Foodie words aren’t just about food – let’s talk movements. Pegan refers to a cross between paleo and vegan diets, meaning no animals products and no grains. It may sound a little spartan, but practitioners swear by its health benefits.


As the demand for veggie dishes rises, so does our interest in trying out new foods. Yuca, a hearty root vegetable, is becoming ubiquitous enough to start popping up on fast food restaurant menus, in fry form of course.

Sous Vide

This French method of cooking is gaining popularity as a foolproof way to get perfectly-pink rare steaks, healthy steamed veggies and flawlessly-cooked fish every single time. Food is placed in a plastic pouch or jar with yummy spices or marinades, and then inserted into a water bath at a precise temperature. The result is food that’s juicy and bursting with flavor – with minimal effort.


Another south-of-the-border find is chayote, or Mexican pear squash, also known as chocho. With a bright green color and curvy shape, it’s like the veggie superfood cousin to pears.
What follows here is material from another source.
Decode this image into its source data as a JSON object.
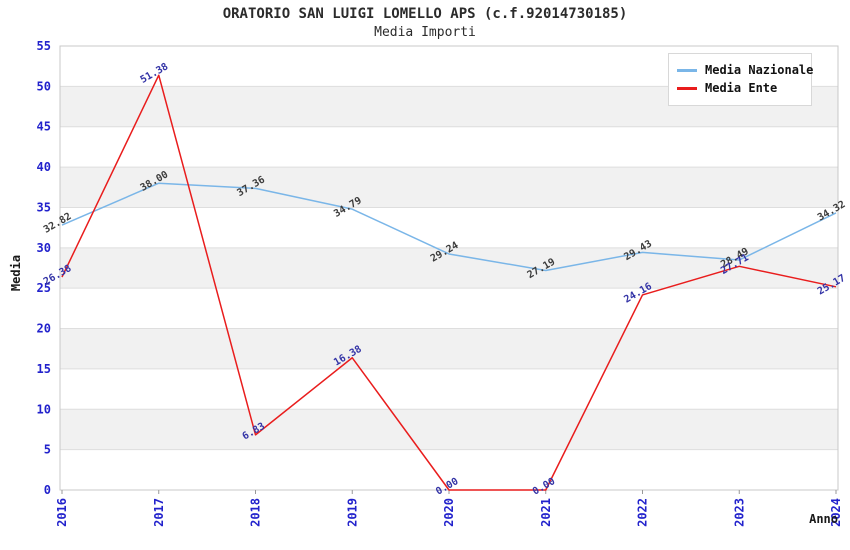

The semi-sweet cucumber-adjacent flavor can be enjoyed raw or cooked, and was identified as a food trend in 2019 by Pinterest after a 76% surge in searches for chayote recipes.


As mass cannabis legalization creeps nearer and nearer to reality, some crafty brands are coming up with clever ways to infuse their products with CBD or cannabidiol, a cannabinoid that provides the relaxing benefits of marijuana, without the mental impairment effects. Keep an eye out for CBD-laced teas, protein powders, gummies, drinks and even pet treats.


We won’t lie: This one is less than delectable. You’ve heard about vegetarians, vegans, and as of reading this article, pegans, but what about freegans? Freegans are indeed most commonly vegetarians or vegans, but with a twist: They avoid buying food as a political statement against consumerism and factory farming. By foraging, receiving donated food that grocery stores would otherwise throw out, or dumpster diving (eep!), freegans represent a new, independent approach to filling their plates.